'Hypocrisy': Foreign milk chosen over Qld dairy farmers
THERE'S an old saying - don't cry over spilt milk, but dairy farmers are calling out the State Government for "hypocrisy" after picking a foreign-owned company over Queensland dairy farmers.
The Queensland government has come under fire after French-owned dairy company Lactalis Australia was awarded a supply contract, beating out Sunshine Coast-based Maleny Dairies.
The deal will allow Lactalis to supply dairy products across all Metro North facilities, including Queensland's biggest hospital Royal Brisbane Women's Hospital.
The government defended the deal in a statement, claiming Lactalis was "the only tenderer able to supply the full range" of products required and where the "largest milk processer in Queensland and the biggest buyer of raw milk in Queensland".
A statement released by Maleny Dairies criticised the decision, noting it was in stark contrast to the government's own 'Buy Local' initiative the dairy had supported.
In the statement, the family-owned business claimed had the tender awarded to them, it would have "have ensured the safe guarding of the local work force employed by the company and that of our dairy farms".

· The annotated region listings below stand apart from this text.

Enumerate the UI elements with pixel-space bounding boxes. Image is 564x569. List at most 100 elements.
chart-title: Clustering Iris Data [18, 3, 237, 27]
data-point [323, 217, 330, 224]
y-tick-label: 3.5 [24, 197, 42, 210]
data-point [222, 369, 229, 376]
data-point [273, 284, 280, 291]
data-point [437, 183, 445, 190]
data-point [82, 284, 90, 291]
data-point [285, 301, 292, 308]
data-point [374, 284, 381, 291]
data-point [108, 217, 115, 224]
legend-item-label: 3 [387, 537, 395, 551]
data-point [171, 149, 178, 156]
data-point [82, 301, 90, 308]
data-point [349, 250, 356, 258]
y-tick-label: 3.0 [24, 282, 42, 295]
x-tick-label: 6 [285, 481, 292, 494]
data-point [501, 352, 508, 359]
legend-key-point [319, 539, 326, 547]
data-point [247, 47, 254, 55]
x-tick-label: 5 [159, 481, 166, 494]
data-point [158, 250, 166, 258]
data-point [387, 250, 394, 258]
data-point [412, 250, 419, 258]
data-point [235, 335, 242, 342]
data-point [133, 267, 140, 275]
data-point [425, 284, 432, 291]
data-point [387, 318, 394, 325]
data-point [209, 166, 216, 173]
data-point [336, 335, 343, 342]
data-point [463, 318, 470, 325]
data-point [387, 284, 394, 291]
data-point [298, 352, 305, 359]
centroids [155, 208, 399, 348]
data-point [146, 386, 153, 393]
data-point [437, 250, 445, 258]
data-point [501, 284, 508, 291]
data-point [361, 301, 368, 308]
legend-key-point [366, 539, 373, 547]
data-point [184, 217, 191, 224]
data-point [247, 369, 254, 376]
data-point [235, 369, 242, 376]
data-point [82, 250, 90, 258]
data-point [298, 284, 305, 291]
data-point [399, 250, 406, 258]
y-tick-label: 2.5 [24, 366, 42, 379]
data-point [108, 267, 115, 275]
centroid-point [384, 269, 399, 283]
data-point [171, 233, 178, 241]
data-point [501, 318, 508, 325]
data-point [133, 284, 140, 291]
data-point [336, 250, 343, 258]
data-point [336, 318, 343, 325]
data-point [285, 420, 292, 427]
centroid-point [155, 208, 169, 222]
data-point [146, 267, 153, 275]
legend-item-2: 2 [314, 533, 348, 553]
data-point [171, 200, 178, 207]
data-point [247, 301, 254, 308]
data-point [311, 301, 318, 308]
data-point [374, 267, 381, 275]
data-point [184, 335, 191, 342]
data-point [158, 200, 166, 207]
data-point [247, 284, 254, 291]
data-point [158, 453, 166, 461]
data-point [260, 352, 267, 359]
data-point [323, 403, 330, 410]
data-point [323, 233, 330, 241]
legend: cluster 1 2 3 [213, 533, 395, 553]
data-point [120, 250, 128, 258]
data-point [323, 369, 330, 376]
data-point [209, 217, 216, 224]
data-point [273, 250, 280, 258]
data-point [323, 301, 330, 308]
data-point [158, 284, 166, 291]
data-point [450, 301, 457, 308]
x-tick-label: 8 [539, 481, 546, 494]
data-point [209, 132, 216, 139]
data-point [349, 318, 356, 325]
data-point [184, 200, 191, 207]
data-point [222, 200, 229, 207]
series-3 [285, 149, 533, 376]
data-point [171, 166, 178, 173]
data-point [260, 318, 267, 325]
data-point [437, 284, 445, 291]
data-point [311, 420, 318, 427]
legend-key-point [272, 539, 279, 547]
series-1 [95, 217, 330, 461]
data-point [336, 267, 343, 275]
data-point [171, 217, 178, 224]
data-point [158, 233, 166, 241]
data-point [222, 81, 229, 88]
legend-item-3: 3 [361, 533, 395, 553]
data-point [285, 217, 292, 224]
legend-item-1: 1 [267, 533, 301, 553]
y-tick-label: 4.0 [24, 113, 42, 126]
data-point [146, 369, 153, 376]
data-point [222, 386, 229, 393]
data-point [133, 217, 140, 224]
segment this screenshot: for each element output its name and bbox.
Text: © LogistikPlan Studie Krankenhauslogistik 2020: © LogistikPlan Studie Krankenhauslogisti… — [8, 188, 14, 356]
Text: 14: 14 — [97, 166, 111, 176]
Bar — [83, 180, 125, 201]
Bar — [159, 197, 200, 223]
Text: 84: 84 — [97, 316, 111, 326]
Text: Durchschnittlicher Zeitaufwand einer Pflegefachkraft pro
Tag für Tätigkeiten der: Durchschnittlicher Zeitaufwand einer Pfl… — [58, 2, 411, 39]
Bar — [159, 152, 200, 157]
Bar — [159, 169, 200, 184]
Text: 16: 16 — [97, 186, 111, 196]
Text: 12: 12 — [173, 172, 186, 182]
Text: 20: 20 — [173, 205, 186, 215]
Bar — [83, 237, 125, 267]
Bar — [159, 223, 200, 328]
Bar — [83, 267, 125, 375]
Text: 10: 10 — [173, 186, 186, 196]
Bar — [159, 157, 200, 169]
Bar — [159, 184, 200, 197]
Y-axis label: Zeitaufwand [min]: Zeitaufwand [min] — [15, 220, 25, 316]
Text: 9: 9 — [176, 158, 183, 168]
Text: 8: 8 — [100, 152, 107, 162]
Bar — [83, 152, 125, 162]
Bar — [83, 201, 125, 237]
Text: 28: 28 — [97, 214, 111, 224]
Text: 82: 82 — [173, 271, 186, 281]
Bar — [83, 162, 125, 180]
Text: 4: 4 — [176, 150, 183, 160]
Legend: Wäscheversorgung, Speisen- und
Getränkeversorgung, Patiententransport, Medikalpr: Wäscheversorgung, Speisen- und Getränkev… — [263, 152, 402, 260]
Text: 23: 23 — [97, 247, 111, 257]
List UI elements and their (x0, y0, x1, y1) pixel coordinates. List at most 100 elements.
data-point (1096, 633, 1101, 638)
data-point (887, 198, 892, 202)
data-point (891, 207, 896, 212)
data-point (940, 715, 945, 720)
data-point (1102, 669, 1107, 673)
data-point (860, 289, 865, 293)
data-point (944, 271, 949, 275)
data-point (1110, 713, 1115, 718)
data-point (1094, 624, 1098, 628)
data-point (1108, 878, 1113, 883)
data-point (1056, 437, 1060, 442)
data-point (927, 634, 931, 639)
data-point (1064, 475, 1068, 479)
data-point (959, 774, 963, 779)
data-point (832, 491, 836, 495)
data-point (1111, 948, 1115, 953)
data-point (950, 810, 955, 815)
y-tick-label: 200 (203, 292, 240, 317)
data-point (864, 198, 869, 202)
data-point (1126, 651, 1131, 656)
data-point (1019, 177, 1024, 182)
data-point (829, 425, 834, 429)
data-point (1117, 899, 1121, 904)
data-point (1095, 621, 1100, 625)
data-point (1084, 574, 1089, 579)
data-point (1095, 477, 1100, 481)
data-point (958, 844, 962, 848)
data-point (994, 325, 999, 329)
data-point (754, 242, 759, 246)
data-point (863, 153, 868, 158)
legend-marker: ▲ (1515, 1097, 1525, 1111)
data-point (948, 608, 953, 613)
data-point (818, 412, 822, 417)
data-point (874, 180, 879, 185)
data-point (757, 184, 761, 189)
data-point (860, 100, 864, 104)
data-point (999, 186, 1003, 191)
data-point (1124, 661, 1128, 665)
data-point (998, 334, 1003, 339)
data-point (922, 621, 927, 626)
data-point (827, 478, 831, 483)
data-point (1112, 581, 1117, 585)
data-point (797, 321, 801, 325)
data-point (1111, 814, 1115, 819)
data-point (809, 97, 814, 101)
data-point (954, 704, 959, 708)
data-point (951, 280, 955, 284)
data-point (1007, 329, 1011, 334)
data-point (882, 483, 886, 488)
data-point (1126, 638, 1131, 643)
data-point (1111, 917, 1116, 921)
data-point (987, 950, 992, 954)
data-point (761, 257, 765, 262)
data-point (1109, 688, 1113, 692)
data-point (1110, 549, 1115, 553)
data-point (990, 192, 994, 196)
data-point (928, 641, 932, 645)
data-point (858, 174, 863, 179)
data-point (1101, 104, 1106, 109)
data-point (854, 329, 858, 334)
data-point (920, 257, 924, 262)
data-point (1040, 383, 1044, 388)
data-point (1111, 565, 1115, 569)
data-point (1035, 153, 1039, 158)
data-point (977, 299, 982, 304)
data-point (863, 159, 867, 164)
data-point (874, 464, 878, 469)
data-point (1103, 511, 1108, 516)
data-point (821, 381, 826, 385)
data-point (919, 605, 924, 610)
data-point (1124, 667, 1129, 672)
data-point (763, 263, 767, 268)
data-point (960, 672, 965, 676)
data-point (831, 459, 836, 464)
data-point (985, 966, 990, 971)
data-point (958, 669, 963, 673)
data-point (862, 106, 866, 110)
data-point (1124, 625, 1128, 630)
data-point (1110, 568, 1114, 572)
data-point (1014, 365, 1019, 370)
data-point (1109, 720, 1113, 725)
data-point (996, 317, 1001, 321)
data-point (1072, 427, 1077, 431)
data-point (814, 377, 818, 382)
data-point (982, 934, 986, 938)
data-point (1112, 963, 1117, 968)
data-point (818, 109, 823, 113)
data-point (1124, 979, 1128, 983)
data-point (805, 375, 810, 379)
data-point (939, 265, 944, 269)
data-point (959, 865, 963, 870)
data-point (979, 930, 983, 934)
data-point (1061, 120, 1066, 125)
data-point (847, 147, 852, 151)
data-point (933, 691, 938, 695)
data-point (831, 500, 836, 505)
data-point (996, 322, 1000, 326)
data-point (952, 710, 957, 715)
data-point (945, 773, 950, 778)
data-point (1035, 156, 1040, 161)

"It appears to us from a community perspective that the Minister for Health has focused singularly on his problem of cost blowout and cutting budgets and as a consequence has been blindsided by that process to the broader implications both at the community and government policy level," the statement read.
Opposition leader Deb Frecklington also criticised the move, claiming the government had "missed an opportunity to put Queensland farmers and hospital patients first".
But Lockyer Valley dairy farmer Luke Stock isn't sure the criticism is warranted.
Mr Stock, a Lactalis supplier, said he doubted he would see an increase in farm-gate price as a result of the deal.
While he understands Maleny Dairies' disappointment, he pointed out the deal had gone to a tender process.
"You've got to appreciate that there is a tender process that's gone on. You've got to respect that," Mr Stock said.
Acting health minister Leeanne Enoch defended the contract.
"Almost all the milk provided to patients and staff will be fresh milk, with as much as possible from Queensland dairies," Ms Enoch said.
"Where milk can't be sourced from Queensland, it's sourced from interstate, not overseas."
Mr Stock said while it was positive to see politicians going in to bat for the dairy industry, he criticised those that were simply paying lip service without understanding the full picture.
"A lot of the time that gap between reality and our politicians has become so great that they're actually misinformed," he said.
"It's all well and good to come out and say support local but if the tender process has gone on and its fair, unfortunately you've got to support the outcome."
While he hoped the supply would come "first and foremost" from Queensland farmers, he pointed out that the state's dairy industry produced 300 million litres less than the demand for milk within the state, and bringing in interstate milk was "unavoidable".